Byrd Polar and Climate Research Center Engages through Exhibit, Education
By Alaina Bartel
Outreach and Engagement Communications Student Intern
"Nature's best thermometer, perhaps its most sensitive and unambiguous indicator of climate change, is ice. When ice gets sufficiently warm, it melts. Ice asks no questions, presents no arguments, reads no newspapers, listens to no debates. It is not burdened by ideology and carries no political baggage as it crosses the threshold from solid to liquid."
These words, by Henry Pollack in A World Without Ice, appear in white on the sky blue walls in the Thompson Library Gallery as a part of Mysteries in Ice - an interactive exhibition on polar exploration.
The exhibit, on display until Jan. 3, is a part of the 25th anniversary of the Byrd Polar and Climate Research Center Archival Program, which is a collaboration of the research center and The Ohio State University Libraries to collect, preserve and provide access to historical documents concerned with polar exploration and research.

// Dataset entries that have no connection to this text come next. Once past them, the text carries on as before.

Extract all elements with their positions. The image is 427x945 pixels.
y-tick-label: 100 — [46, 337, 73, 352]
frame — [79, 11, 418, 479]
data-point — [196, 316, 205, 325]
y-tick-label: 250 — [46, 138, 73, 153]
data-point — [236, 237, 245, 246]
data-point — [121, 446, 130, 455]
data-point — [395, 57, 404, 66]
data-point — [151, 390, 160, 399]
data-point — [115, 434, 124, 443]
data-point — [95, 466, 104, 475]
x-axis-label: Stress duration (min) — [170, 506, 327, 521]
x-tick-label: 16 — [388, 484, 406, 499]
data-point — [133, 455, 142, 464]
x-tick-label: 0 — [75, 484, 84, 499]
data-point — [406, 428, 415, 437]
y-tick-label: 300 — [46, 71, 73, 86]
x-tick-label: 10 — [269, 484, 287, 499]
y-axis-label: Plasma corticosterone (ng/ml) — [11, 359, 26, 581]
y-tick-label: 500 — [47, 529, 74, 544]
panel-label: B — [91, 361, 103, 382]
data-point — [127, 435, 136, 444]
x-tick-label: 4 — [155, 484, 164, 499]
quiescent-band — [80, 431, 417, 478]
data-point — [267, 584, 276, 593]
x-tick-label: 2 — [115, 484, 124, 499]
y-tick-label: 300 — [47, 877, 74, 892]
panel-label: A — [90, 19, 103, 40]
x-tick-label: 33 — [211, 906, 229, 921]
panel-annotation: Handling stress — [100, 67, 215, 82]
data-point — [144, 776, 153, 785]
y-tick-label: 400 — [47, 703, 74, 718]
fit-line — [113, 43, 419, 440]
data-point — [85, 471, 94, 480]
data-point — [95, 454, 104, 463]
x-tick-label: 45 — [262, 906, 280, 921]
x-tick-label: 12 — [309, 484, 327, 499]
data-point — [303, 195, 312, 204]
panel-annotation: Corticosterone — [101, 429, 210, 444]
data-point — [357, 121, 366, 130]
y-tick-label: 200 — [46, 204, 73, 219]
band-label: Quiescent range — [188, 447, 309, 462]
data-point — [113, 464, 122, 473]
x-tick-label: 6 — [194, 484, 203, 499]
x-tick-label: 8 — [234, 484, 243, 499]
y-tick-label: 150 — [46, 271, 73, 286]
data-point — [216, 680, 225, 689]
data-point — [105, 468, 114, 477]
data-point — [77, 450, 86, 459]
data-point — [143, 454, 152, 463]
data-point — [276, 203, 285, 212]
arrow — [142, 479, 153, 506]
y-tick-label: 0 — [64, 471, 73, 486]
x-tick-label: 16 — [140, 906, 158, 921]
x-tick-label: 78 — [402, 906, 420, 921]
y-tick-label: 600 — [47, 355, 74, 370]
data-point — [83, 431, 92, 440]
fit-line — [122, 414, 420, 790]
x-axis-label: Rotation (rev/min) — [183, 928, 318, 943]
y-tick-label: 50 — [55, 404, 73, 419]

The interactive exhibit allows visitors to try on Antarctic parkas and boots, step into polar tents used for camping and touch rock samples collected in remote areas. Jason Cervenec, the center's outreach and education director and one of the exhibit's curators, said the exhibit is meant to let people do what they naturally want to do.
"We tried to think from the perspective of what a kid would want to do. They'd want to take a selfie with the parkas on, and they'd want to go in the tent. This gives people the chance to be young again," Cervenec said. "We're unabashed in this desire to want to have people engaged with this stuff, in a way you normally don't in an exhibit."
He said although the exhibit is a celebration of the Archival Program, it is also meant to encourage the community to understand the Earth's ever-changing climate. Cervenec said sometimes people will ask him if there are people at the BPCRC that would deny that climate change is happening, or that it's human caused.
"There really is no-one. There is no-one in the scientific community," Cervenec said. "The evidence is so overwhelming right now, and that's true across the field. There have been a number of surveys done on both the literature that's been published, and the people doing the work, and between 97 and 98 percent confirm that it's happening, and that it's human-caused."
Although climate change may be the most popular topic of conversation regarding the environment, the BPCRC is not only internationally recognized as a leader of climate research, but polar and alpine research as well. There are 10 research groups that study topics including: geological sciences, geochemistry, glaciology, paleoclimatology, meteorology, remote sensing, ocean dynamics and glacier environmental change.
In addition to the extensive research being done, the BPCRC has the Byrd Postdoctoral Fellowship Program, provides research opportunities and support for graduate and undergraduate students, offers seminars and lectures, and operates a public education and outreach program that impacts the community through facility tours, school visits, film screenings, and workshops.
Geoffrey Dipre, a third-year Ph.D. student at the BPCRC, studies paleoceanography, or the study of sediments from the bottom of the ocean. In addition to being involved with research, Dipre also has a GRE appointment with the education and outreach department, where he conducts tours of the facility and leads classroom programs and discussions around climate issues.
Dipre said tour groups range from elementary to university students, community groups, as well as public tours that are open to anyone. He said the crowd favorite is being able to go into the -30 degree freezer that holds ice cores that have been collected over more than three decades, where his favorite part is explaining the science behind it all.
"One of the best parts is spreading the word about what our research is and how it's relating to these major global issues, such as climate change and sustainability...actually being able to express the science behind that and what our researchers are doing," Dipre said.